After processing some of that @3AndMe information, I went out with my backpack and brought home two more loads of firewood from the last place I'd been salvaging firewood (near the base of the escarpment just west of the Stick Trail about 300 feet south of the Chamomile.
I spent the rest of the afternoon on the kitchen chandelier project. I cut out 18 1.25 inch pieces of 3/4 inch pipe to fit together all the soldered joints. There would be six bulbs in a line, but screw-together joints between the sections would allow some flexibility in how those bulbs would be arranged (and facilitate wiring). I assembled and soldered five separate pieces and then cleaned them up using an abrasive wheel, a file, and a material similar to steel wool. All this forceful work with my hands resulted in blisters: a big one on the middle phalanx of my right index finger and two smaller ones on the plam of my left hand near near the middle finger.
It being Saturday, it was date night, and for whatever reason Gretchen agreed to an identical meal to what we'd done last Saturday: exessive pizza at Catskill Mountain Pizza. This time, Gretchen dialed-in her toppings better, avoiding those that tasted like bad breath. My only change to my pizza was marinaded portobello mushrooms instead of the usual (which are just chopped up and put on the pizza, without any pre-cooking or other preparation whatsoever).

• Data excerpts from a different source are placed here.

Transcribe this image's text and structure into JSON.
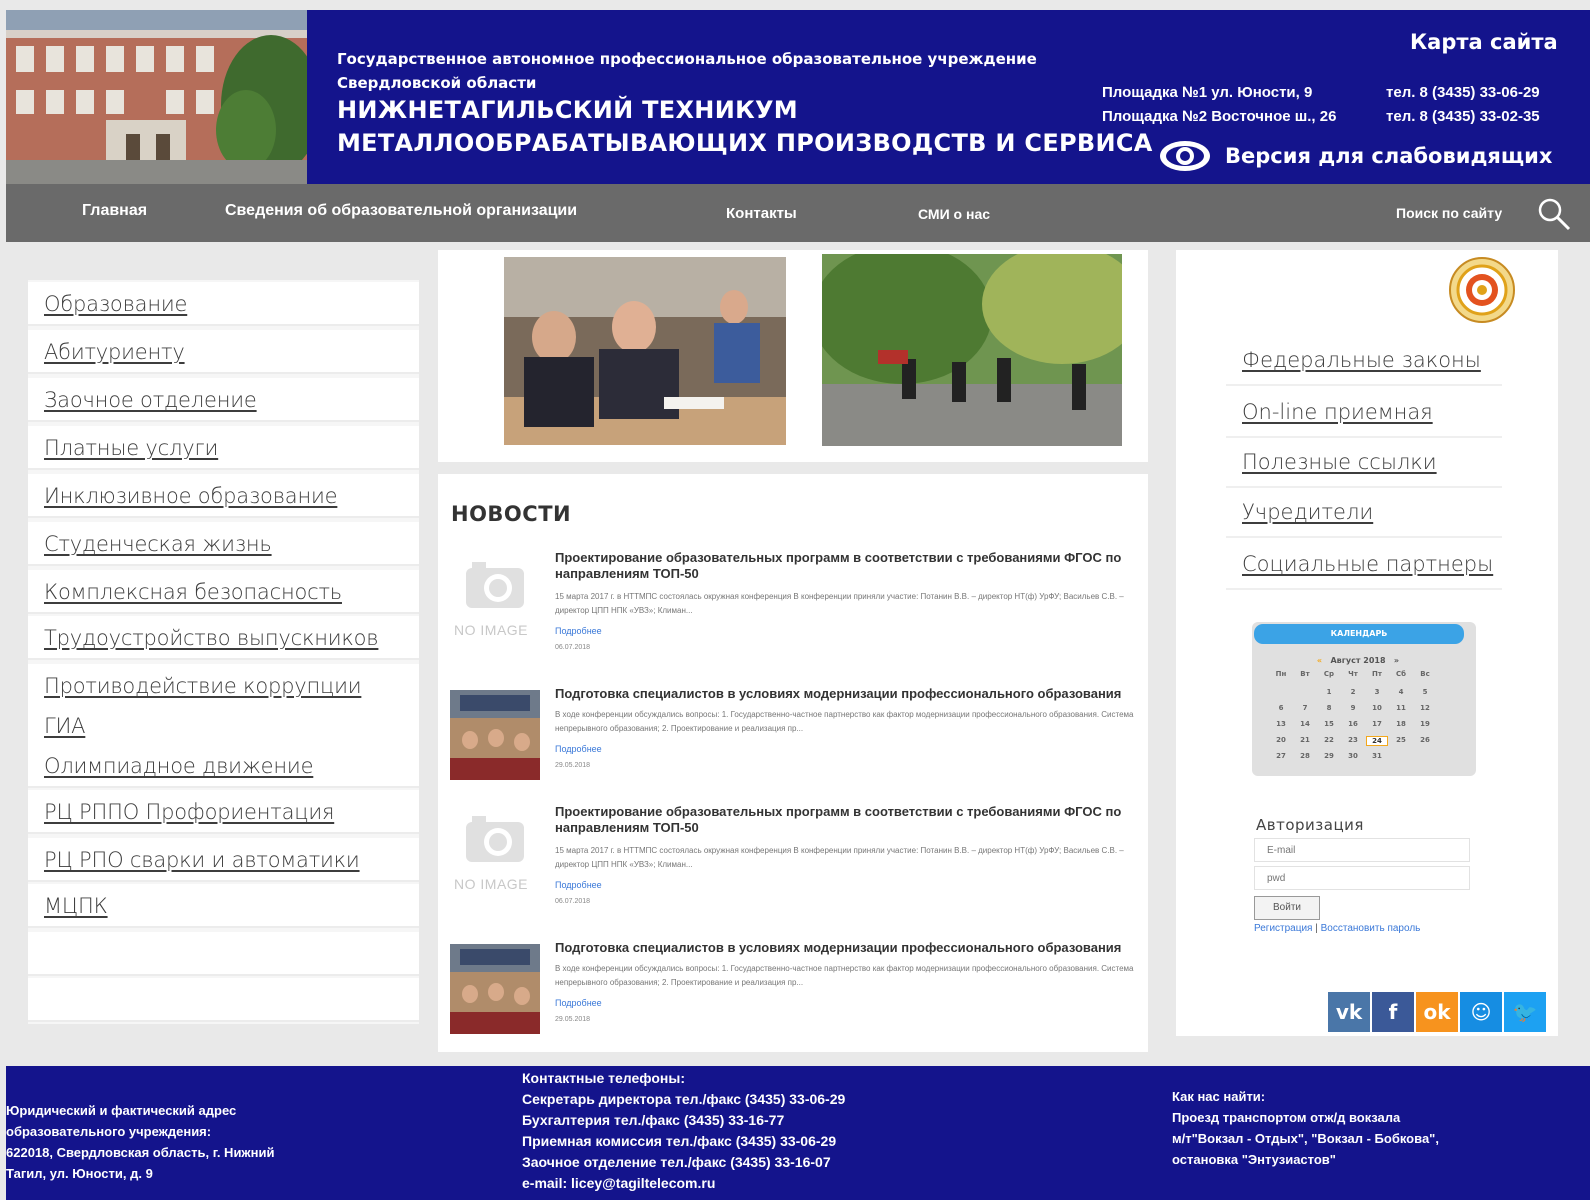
{
  "header": {
    "org_type_line1": "Государственное автономное профессиональное образовательное учреждение",
    "org_type_line2": "Свердловской области",
    "org_name_line1": "НИЖНЕТАГИЛЬСКИЙ ТЕХНИКУМ",
    "org_name_line2": "МЕТАЛЛООБРАБАТЫВАЮЩИХ ПРОИЗВОДСТВ И СЕРВИСА",
    "sitemap_link": "Карта сайта",
    "site1_address": "Площадка №1 ул. Юности, 9",
    "site1_phone": "тел. 8 (3435) 33-06-29",
    "site2_address": "Площадка №2 Восточное ш., 26",
    "site2_phone": "тел. 8 (3435) 33-02-35",
    "low_vision_link": "Версия для слабовидящих"
  },
  "nav": {
    "items": [
      "Главная",
      "Сведения об образовательной организации",
      "Контакты",
      "СМИ о нас"
    ],
    "search_label": "Поиск по сайту"
  },
  "left_menu": {
    "items": [
      "Образование",
      "Абитуриенту",
      "Заочное отделение",
      "Платные услуги",
      "Инклюзивное образование",
      "Студенческая жизнь",
      "Комплексная безопасность",
      "Трудоустройство выпускников",
      "Противодействие коррупции",
      "ГИА",
      "Олимпиадное движение",
      "РЦ РППО Профориентация",
      "РЦ РПО сварки и автоматики",
      "МЦПК"
    ]
  },
  "news": {
    "title": "НОВОСТИ",
    "no_image_label": "NO IMAGE",
    "items": [
      {
        "headline": "Проектирование образовательных программ в соответствии с требованиями ФГОС по направлениям ТОП-50",
        "excerpt": "15 марта 2017 г. в НТТМПС состоялась окружная конференция В конференции приняли участие: Потанин В.В. – директор НТ(ф) УрФУ; Васильев С.В. – директор ЦПП НПК «УВЗ»; Климан...",
        "more": "Подробнее",
        "date": "06.07.2018",
        "thumb": "no-image"
      },
      {
        "headline": "Подготовка специалистов в условиях модернизации профессионального образования",
        "excerpt": "В ходе конференции обсуждались вопросы: 1. Государственно-частное партнерство как фактор модернизации профессионального образования. Система непрерывного образования; 2. Проектирование и реализация пр...",
        "more": "Подробнее",
        "date": "29.05.2018",
        "thumb": "photo"
      },
      {
        "headline": "Проектирование образовательных программ в соответствии с требованиями ФГОС по направлениям ТОП-50",
        "excerpt": "15 марта 2017 г. в НТТМПС состоялась окружная конференция В конференции приняли участие: Потанин В.В. – директор НТ(ф) УрФУ; Васильев С.В. – директор ЦПП НПК «УВЗ»; Климан...",
        "more": "Подробнее",
        "date": "06.07.2018",
        "thumb": "no-image"
      },
      {
        "headline": "Подготовка специалистов в условиях модернизации профессионального образования",
        "excerpt": "В ходе конференции обсуждались вопросы: 1. Государственно-частное партнерство как фактор модернизации профессионального образования. Система непрерывного образования; 2. Проектирование и реализация пр...",
        "more": "Подробнее",
        "date": "29.05.2018",
        "thumb": "photo"
      }
    ]
  },
  "right_menu": {
    "items": [
      "Федеральные законы",
      "On-line приемная",
      "Полезные ссылки",
      "Учредители",
      "Социальные партнеры"
    ]
  },
  "calendar": {
    "title": "КАЛЕНДАРЬ",
    "month": "Август 2018",
    "prev": "«",
    "next": "»",
    "weekdays": [
      "Пн",
      "Вт",
      "Ср",
      "Чт",
      "Пт",
      "Сб",
      "Вс"
    ],
    "weeks": [
      [
        "",
        "",
        "1",
        "2",
        "3",
        "4",
        "5"
      ],
      [
        "6",
        "7",
        "8",
        "9",
        "10",
        "11",
        "12"
      ],
      [
        "13",
        "14",
        "15",
        "16",
        "17",
        "18",
        "19"
      ],
      [
        "20",
        "21",
        "22",
        "23",
        "24",
        "25",
        "26"
      ],
      [
        "27",
        "28",
        "29",
        "30",
        "31",
        "",
        ""
      ]
    ],
    "today": "24"
  },
  "auth": {
    "title": "Авторизация",
    "email_placeholder": "E-mail",
    "password_placeholder": "pwd",
    "login_button": "Войти",
    "register_link": "Регистрация",
    "separator": "|",
    "restore_link": "Восстановить пароль"
  },
  "social": {
    "items": [
      {
        "icon": "vk-icon",
        "glyph": "vk",
        "color": "#4a76a8"
      },
      {
        "icon": "facebook-icon",
        "glyph": "f",
        "color": "#3b5998"
      },
      {
        "icon": "odnoklassniki-icon",
        "glyph": "ok",
        "color": "#f7931e"
      },
      {
        "icon": "mailru-icon",
        "glyph": "☺",
        "color": "#168de2"
      },
      {
        "icon": "twitter-icon",
        "glyph": "🐦",
        "color": "#1da1f2"
      }
    ]
  },
  "footer": {
    "address_label": "Юридический и фактический адрес",
    "address_label2": "образовательного учреждения:",
    "address_line1": "622018, Свердловская область, г. Нижний",
    "address_line2": "Тагил, ул. Юности, д. 9",
    "phones_title": "Контактные телефоны:",
    "phones": [
      "Секретарь директора тел./факс (3435) 33-06-29",
      "Бухгалтерия тел./факс (3435) 33-16-77",
      "Приемная комиссия тел./факс (3435) 33-06-29",
      "Заочное отделение тел./факс (3435) 33-16-07"
    ],
    "email": "e-mail: licey@tagiltelecom.ru",
    "find_title": "Как нас найти:",
    "find_line1": "Проезд транспортом отж/д вокзала",
    "find_line2": "м/т\"Вокзал - Отдых\", \"Вокзал - Бобкова\",",
    "find_line3": "остановка \"Энтузиастов\""
  },
  "colors": {
    "header_bg": "#14148c",
    "nav_bg": "#6a6a6a",
    "link_blue": "#3a78d8",
    "calendar_today": "#f3a81c"
  }
}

There were no good IPAs on tap, so I went with a boozy Belgian ale named "Mad Elf," with an alcohol content of 11%. It was delicious, and reminded me of the mead my mother used to make.
The main reason Gretchen was okay with Catskill Mountain Pizza for a second week in a row was the event she intended to drag me to. A local musician named Robert Burke Warren would be performing a night of David Bowie covers at the Colony Café, and Gretchen wanted to go, mostly because her newish friend Lisa Ph. would be going. It turned out the Colony was sold out tonight, at least for people getting a table. But Gretchen bought us tickets anyway, and got us pretty good tables too up in the balcony because, well, that's how Gretchen rolls. Gretchen disappeared for a long period, supposedly to get coffee at the Garden Café, but all she did was jibber jabber with various people about an inmate she is trying to get clemency for. I was miserable during this period, mostly because I didn't know how long it would last and dumb fucks kept asking if the seats we'd covered with jackets were available.
The scene tonight was your typical Woodstock collection of grey-hairs, though there were a few energetic young women dancing in the balcony directly over Robert and his band. Gretchen had lowered my expectations of what I would see, but it was actually surprisingly good, especially considering how stripped-down RBW had made most of the songs. The thing about David Bowie is that I have a slight bias against his music just from having been so heavily exposed to his 1980s radio-friendly stuff (such as "Let's Dance," which RBW didn't bother covering). But in hearing tonight's curation, I realized that I actually am more of a Bowie fan than I'd suspected. In addition to a second Mad Elf (the Colony had it too!), I drank a $9 Jack Daniels on the Rocks, and by the end I was enthusiastically drumming on the balcony railing in front of me. At around that time one of the younger women directly over RBW's head spilled a beer on him.